2nd May 2022

Sir David Attenborough is on record as saying that the text Genesis 1:26, ‘Be fruitful and multiply, and fill the earth and subdue it, and have dominion over . . . every living thing that moves upon the earth’, must take much of the blame for the human despoliation of our planet right down to the present crisis of climate change.

Notwithstanding my deep respect for Sir David, this is too simplistic. For one thing, those words have been around nigh on 3,000 years. For nearly all that time, human treatment and ‘dominion’ over the earth was not that of selfish exploitation but of responsible husbandry in agriculture, and the text can just as well be held responsible for inculcating that attitude.

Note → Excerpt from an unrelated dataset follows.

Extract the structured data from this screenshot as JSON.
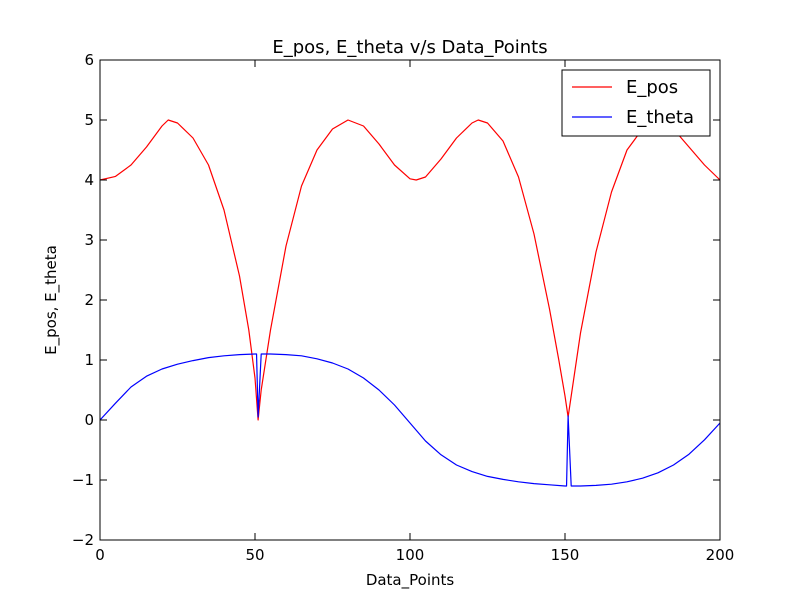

But what about the industrial revolution of the last four centuries? The case here is more arguable: the growth of dark satanic mills took place in a largely Christian western environment. But the evidence regarding Genesis 1 is still largely circumstantial. To be convincing, one would need to find much direct use of Genesis by the early industrialists, and the preachers they heard on Sundays, in initiating and justifying their practices. At most, the case would be that Christianity, once the revolution got under way, did too little to counter the mistreatment of nature, and indeed of human beings, for commercial gain.

That of course doesn’t let us Christians off the hook, but puts us on another one. It should make ourselves study the Bible more thoroughly (there is after all a lot more in the Bible on the subject than Genesis 1!) and act more resolutely.